No, I don't find the acasual robot god stuff too weird b.c. we already had Pascal's wager. But holy shit, people actually full throat believing it to the point that they are having panic attacks wtf. Like:
-
Full human body simulation -> my brother-in-law is a computational chemist, they spend huge amounts of compute modeling simple few atom systems. To build a complete human simulation, you'd be computing every force interaction for approx ~ 10^28 atoms, like this is ludicrous.
-
The chuckle fucks who are posing this are suggesting ok, once the robot god can sim you (which again, doubt), it's going to be able to use that simulation of you to model your decisions and optimize against you.
So we have an optimization problem like:
min_{x,y} f(x) s.t. y in argmin{ g(x,y),(x,y) in X*Y}
where x and f(x) would be the decision variables and obj function 🐍 is trying to minimize, and y and g(x,y) is the objective of me, the simulated human who has its own goals, (don't get turned to paperclips).

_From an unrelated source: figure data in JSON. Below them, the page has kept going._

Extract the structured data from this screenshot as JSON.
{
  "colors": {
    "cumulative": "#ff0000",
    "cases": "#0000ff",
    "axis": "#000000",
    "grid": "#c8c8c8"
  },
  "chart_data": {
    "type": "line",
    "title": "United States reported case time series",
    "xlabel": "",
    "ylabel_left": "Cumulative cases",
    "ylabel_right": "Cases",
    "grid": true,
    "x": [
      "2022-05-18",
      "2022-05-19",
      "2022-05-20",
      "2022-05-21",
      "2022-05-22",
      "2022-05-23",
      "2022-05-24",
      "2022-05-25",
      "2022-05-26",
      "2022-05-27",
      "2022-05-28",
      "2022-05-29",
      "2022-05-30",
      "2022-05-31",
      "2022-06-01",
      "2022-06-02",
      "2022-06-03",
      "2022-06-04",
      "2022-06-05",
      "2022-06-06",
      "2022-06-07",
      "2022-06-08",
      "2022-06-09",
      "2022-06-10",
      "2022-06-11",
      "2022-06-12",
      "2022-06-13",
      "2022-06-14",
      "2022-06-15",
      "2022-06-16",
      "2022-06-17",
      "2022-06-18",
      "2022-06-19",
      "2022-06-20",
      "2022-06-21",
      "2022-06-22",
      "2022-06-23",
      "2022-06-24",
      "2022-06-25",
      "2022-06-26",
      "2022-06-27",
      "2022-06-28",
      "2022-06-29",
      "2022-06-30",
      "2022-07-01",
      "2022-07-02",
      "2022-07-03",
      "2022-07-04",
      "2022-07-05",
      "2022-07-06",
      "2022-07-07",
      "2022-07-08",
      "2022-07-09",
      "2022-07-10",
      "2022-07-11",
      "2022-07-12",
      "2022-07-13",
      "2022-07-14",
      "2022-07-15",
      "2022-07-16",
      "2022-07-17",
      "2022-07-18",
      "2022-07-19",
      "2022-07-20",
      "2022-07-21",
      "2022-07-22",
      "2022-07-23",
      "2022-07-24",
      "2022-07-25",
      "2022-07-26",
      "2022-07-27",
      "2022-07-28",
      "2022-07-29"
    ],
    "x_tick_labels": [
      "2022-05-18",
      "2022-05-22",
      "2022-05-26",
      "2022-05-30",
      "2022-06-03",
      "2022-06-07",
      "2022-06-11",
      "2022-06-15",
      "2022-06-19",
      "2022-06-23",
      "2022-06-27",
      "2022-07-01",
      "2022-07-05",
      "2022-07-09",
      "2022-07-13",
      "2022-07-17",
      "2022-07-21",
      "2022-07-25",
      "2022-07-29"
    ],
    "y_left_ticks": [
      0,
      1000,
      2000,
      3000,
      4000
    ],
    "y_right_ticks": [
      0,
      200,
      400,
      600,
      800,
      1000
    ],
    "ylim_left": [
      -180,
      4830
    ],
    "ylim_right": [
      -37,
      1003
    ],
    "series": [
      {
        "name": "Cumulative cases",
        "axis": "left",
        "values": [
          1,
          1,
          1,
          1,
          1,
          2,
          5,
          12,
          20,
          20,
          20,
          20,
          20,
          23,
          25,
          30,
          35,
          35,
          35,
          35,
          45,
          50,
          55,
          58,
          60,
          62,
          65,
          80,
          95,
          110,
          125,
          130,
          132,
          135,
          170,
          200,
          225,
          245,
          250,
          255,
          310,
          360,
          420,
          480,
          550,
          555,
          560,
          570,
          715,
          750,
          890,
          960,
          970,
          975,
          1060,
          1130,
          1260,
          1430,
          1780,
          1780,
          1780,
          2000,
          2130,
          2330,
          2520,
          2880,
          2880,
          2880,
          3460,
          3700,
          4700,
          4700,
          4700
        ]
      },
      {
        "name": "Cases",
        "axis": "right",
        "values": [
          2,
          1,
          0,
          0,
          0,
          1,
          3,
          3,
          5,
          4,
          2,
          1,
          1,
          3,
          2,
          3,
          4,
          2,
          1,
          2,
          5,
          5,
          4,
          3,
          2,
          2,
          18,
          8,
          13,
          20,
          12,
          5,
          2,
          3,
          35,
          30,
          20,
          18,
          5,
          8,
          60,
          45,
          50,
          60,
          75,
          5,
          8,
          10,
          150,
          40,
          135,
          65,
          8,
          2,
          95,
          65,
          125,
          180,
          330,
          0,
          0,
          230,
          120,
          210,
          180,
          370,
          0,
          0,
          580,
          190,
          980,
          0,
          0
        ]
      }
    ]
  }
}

This is a bilevel optimization problem, and it's very, very nasty to solve. Even in the nicest case possible, that somehow g,f, are convex functions and X,Y are all convex sets, (which is an insane ask considering y and g entails a complete human sim), this problem is provably NP-hard.
Basically, to build the acasual god, first you need a computer larger than the known universe, and this probably isn't sufficient.
Weird note: while I was in academia, I actually did do some work on training ANN to model the constraint that y is a minimizer of a follower problem by using an ANN to act as a proxy for g(x,*), and then encoding a representation of the trained network into a single level optimization problem... we got some nice results for some special low dim problems where we had lots of data🦍 🦍 🦍 🦍 🦍
David, please I was trying to have a nice day.